Many people use "personal care home" interchangeably with the term "assisted living."
With the advent of modern medications, Eastern State has been able to reduce its population from over 2,000 to about 250. Now they can transition residents to personal care homes where they can experience a much higher quality of life.
Now Eastern State has a brand new state-of-the-art hospital in Lexington to serve patients who cannot live on their own. They do a great job. They get their residents transitioned back to personal care as soon as possible.
We now have a state agency called Kentucky Protection and Advocacy, which seems to have the goal to put all personal care homes out of business. The plan is to place personal care residents in what they call "community-based settings."
What does this mean? It means folks with severe mental illness are going to live, for the most part, on their own in apartments, on our streets and in our subdivisions.
Kentucky Protection and Advocacy is funded by the United States Justice Department, which has threatened to sue the Commonwealth of Kentucky if their ill-conceived plans are not implemented.
There are currently 81 free-standing personal care homes in Kentucky with 4,400 beds licensed by the state. There has apparently been no consideration for the loss of jobs and the damage to the local economies.

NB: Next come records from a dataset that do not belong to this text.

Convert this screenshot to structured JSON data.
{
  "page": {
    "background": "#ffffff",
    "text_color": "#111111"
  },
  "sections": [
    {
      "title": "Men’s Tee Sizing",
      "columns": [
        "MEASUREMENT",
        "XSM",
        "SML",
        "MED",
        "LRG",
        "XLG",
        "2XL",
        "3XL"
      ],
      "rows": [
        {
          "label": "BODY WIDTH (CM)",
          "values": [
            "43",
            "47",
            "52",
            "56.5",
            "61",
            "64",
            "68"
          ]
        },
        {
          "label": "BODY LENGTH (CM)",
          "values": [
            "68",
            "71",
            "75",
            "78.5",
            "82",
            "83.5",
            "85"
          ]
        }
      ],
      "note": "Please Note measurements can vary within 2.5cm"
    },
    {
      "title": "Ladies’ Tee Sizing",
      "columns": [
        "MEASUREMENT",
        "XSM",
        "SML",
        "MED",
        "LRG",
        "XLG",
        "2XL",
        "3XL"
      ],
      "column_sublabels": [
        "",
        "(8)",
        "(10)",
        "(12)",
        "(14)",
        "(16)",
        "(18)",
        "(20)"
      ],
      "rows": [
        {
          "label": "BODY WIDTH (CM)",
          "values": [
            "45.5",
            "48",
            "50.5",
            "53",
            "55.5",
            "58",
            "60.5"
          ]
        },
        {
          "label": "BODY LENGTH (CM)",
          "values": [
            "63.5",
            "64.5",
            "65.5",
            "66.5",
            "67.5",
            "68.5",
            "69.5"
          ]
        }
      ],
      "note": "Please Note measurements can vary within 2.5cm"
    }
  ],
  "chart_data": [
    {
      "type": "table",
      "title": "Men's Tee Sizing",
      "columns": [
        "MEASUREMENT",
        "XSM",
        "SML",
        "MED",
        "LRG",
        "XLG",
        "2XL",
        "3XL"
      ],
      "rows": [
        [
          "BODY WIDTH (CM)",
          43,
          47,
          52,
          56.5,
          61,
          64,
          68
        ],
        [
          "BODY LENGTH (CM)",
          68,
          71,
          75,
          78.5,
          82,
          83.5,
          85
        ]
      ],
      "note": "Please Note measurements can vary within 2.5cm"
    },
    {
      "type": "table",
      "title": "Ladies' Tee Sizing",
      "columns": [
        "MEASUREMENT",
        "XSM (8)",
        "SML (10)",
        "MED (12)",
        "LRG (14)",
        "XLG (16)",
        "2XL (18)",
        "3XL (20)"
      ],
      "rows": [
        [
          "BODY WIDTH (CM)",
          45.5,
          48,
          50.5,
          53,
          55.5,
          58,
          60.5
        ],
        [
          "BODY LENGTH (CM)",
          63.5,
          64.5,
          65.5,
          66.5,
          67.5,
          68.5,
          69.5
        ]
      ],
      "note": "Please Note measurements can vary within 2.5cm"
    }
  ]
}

Efforts have been made by owners of personal care homes to make our legislators aware and we have not found anyone who is aware that Protection and Advocacy and the Kentucky Cabinet for Health and Family Services have signed an agreement to start pulling residents from our homes.
Based on my experiences, most of these people cannot live on their own unless a lot of intervention is provided at a very high cost.

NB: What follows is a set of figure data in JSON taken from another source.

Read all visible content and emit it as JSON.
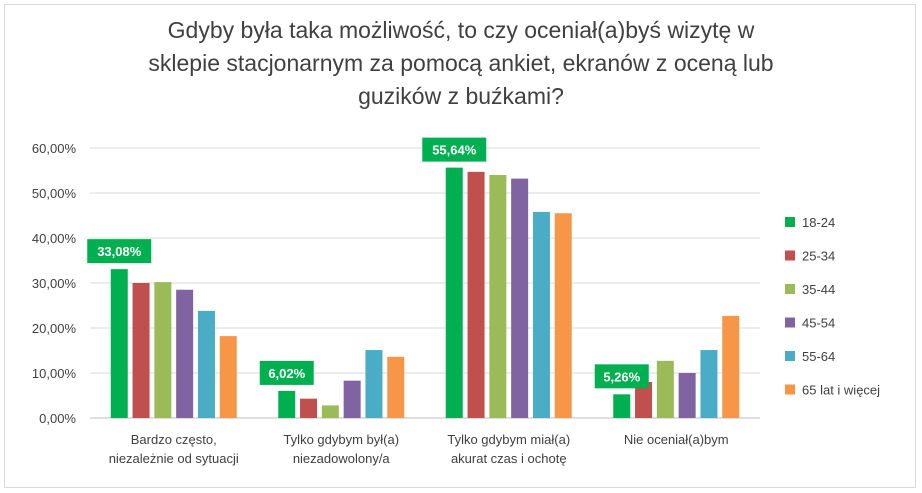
{
  "chart_data": {
    "type": "bar",
    "title_lines": [
      "Gdyby była taka możliwość, to czy oceniał(a)byś wizytę w",
      "sklepie stacjonarnym za pomocą ankiet, ekranów z oceną lub",
      "guzików z buźkami?"
    ],
    "categories": [
      [
        "Bardzo często,",
        "niezależnie od sytuacji"
      ],
      [
        "Tylko gdybym był(a)",
        "niezadowolony/a"
      ],
      [
        "Tylko gdybym miał(a)",
        "akurat czas i ochotę"
      ],
      [
        "Nie oceniał(a)bym"
      ]
    ],
    "series": [
      {
        "name": "18-24",
        "color": "#00b050",
        "values": [
          33.08,
          6.02,
          55.64,
          5.26
        ]
      },
      {
        "name": "25-34",
        "color": "#c0504d",
        "values": [
          30.0,
          4.3,
          54.7,
          8.0
        ]
      },
      {
        "name": "35-44",
        "color": "#9bbb59",
        "values": [
          30.2,
          2.8,
          54.0,
          12.7
        ]
      },
      {
        "name": "45-54",
        "color": "#8064a2",
        "values": [
          28.5,
          8.3,
          53.2,
          10.0
        ]
      },
      {
        "name": "55-64",
        "color": "#4bacc6",
        "values": [
          23.8,
          15.1,
          45.8,
          15.1
        ]
      },
      {
        "name": "65 lat i więcej",
        "color": "#f79646",
        "values": [
          18.2,
          13.6,
          45.5,
          22.7
        ]
      }
    ],
    "yticks": [
      "0,00%",
      "10,00%",
      "20,00%",
      "30,00%",
      "40,00%",
      "50,00%",
      "60,00%"
    ],
    "ylim": [
      0,
      60
    ],
    "data_labels": [
      {
        "category": 0,
        "series": 0,
        "text": "33,08%"
      },
      {
        "category": 1,
        "series": 0,
        "text": "6,02%"
      },
      {
        "category": 2,
        "series": 0,
        "text": "55,64%"
      },
      {
        "category": 3,
        "series": 0,
        "text": "5,26%"
      }
    ],
    "grid": true,
    "legend_position": "right"
  }
}
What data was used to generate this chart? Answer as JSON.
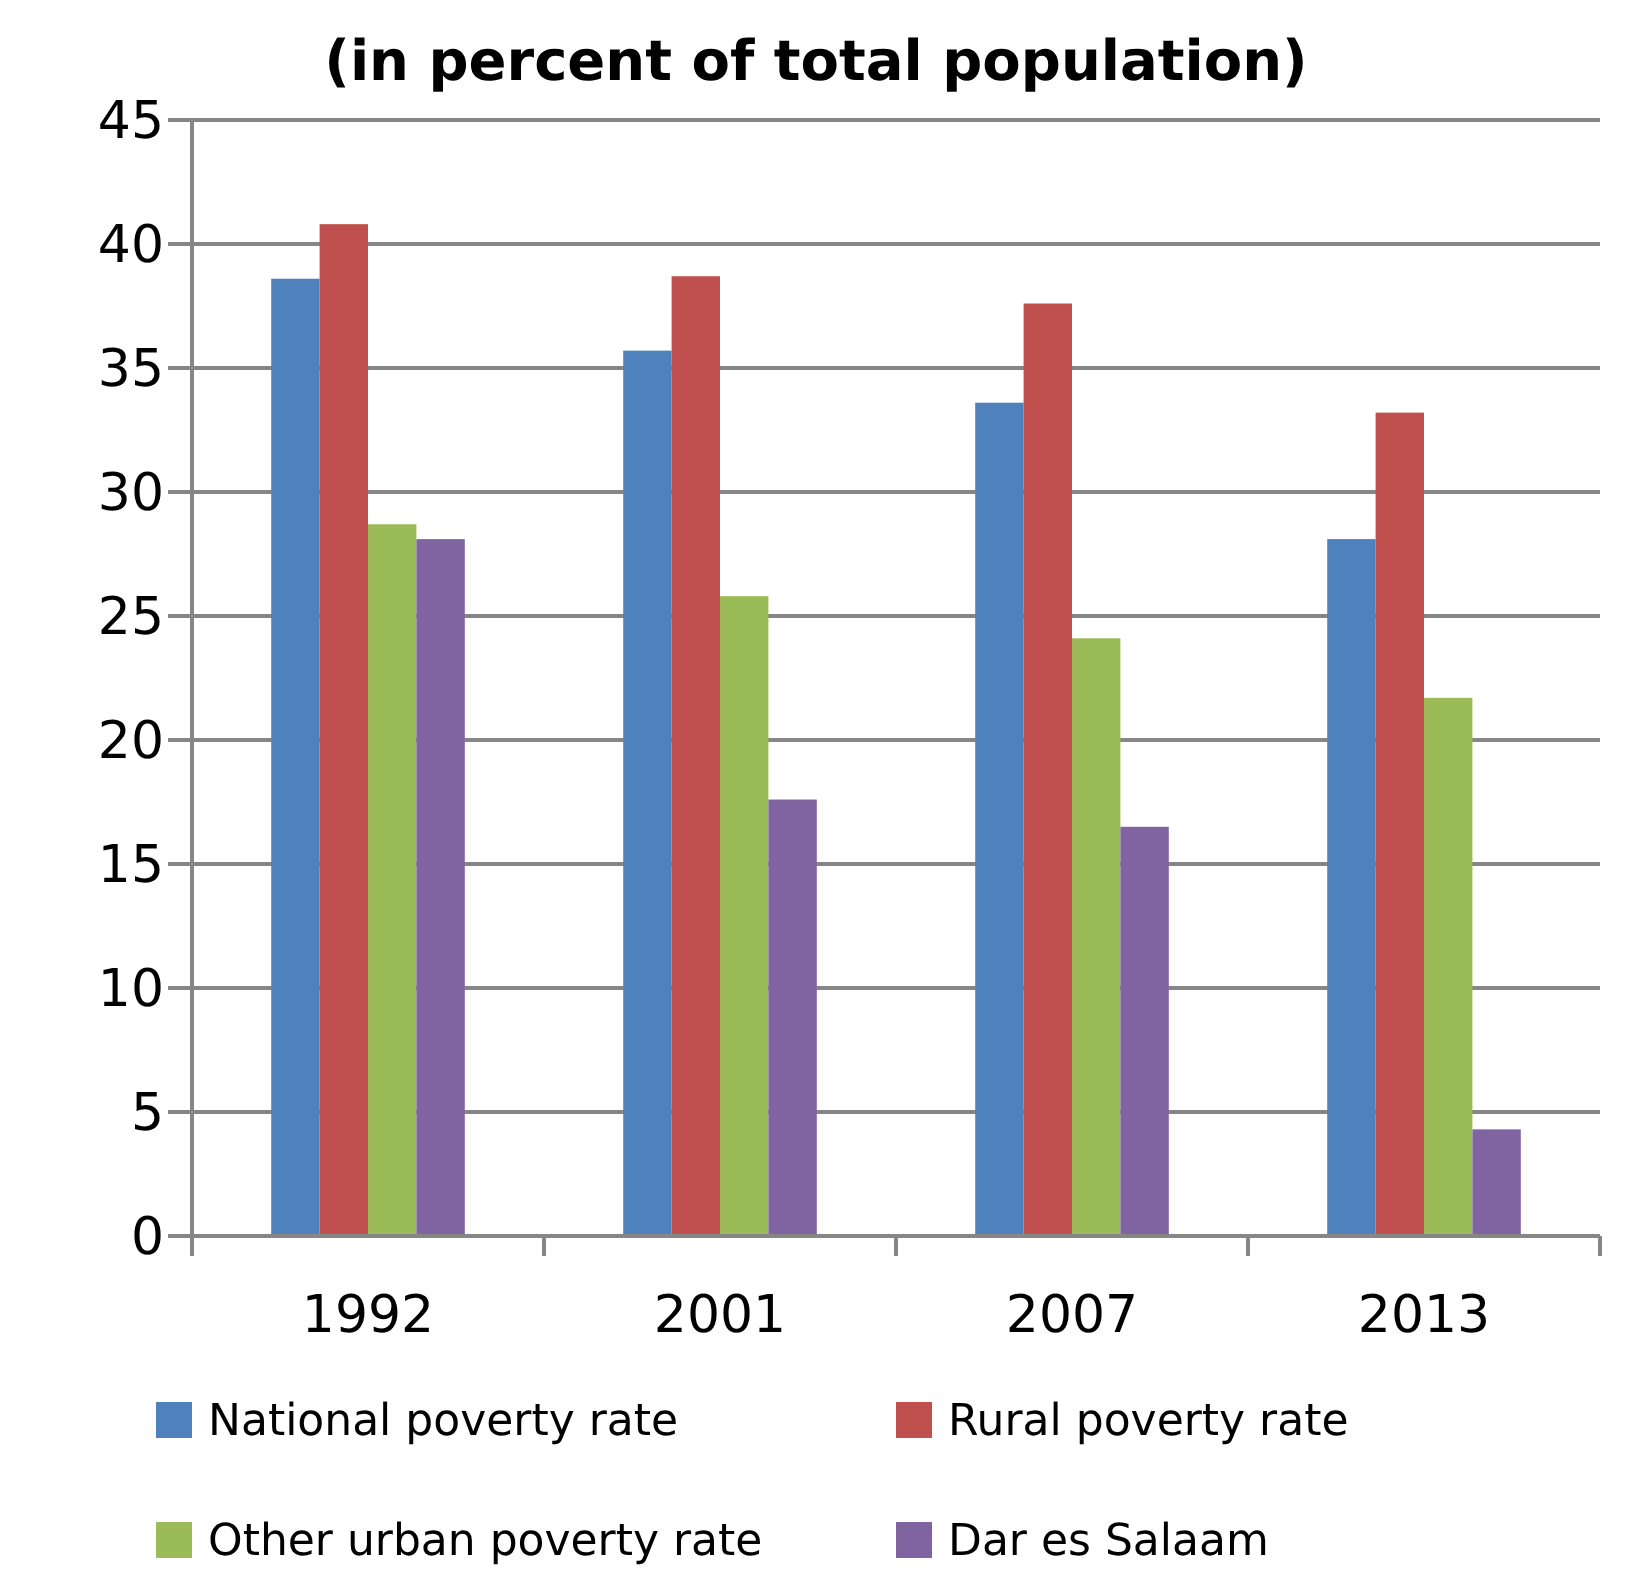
{
  "chart_data": {
    "type": "bar",
    "title": "(in percent of total population)",
    "categories": [
      "1992",
      "2001",
      "2007",
      "2013"
    ],
    "series": [
      {
        "name": "National poverty rate",
        "color": "#4f81bd",
        "values": [
          38.6,
          35.7,
          33.6,
          28.1
        ]
      },
      {
        "name": "Rural poverty rate",
        "color": "#c0504d",
        "values": [
          40.8,
          38.7,
          37.6,
          33.2
        ]
      },
      {
        "name": "Other urban poverty rate",
        "color": "#9bbb59",
        "values": [
          28.7,
          25.8,
          24.1,
          21.7
        ]
      },
      {
        "name": "Dar es Salaam",
        "color": "#8064a2",
        "values": [
          28.1,
          17.6,
          16.5,
          4.3
        ]
      }
    ],
    "ylim": [
      0,
      45
    ],
    "yticks": [
      0,
      5,
      10,
      15,
      20,
      25,
      30,
      35,
      40,
      45
    ],
    "grid": "y",
    "legend": "bottom"
  }
}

Currently personal care homes receive about $38 a day for the services provided each resident.
Who will pay the extra cost for the services needed? Our state budget cannot provide for all its current demands. Textbooks for school students are just one example.
Recent shootings in Washington, D.C. and Connecticut were allegedly committed by people with severe mental illness. Do you want them living on your street without proper care? We already have the infrastructure in place to provide care. Why not put the extra funds that Protection and Advocacy's proposed fiasco will cost into improving services in our personal care homes?
Having been a local school superintendent and co-owner of a personal care home for over 20 years, I know there are some schools and some care homes that need improvement.
Fix what is broken. Don't destroy a few thousand jobs, hurt many small Kentucky communities and, most of all, don't adversely affect the quality of life of some of our most vulnerable citizens.
Common sense apparently is not common practice when it comes to dealing with the issues I've discussed.
If you have similar concerns contact your legislators and discuss them with your friends and neighbors.
At issue: Aug. 17 Herald-Leader article, "State adds to mental health services; residents of personal care homes to benefit"
Cliff Wallace is a retired school superintendent and co-owner of the Jonesville Personal Care Home in Grant County.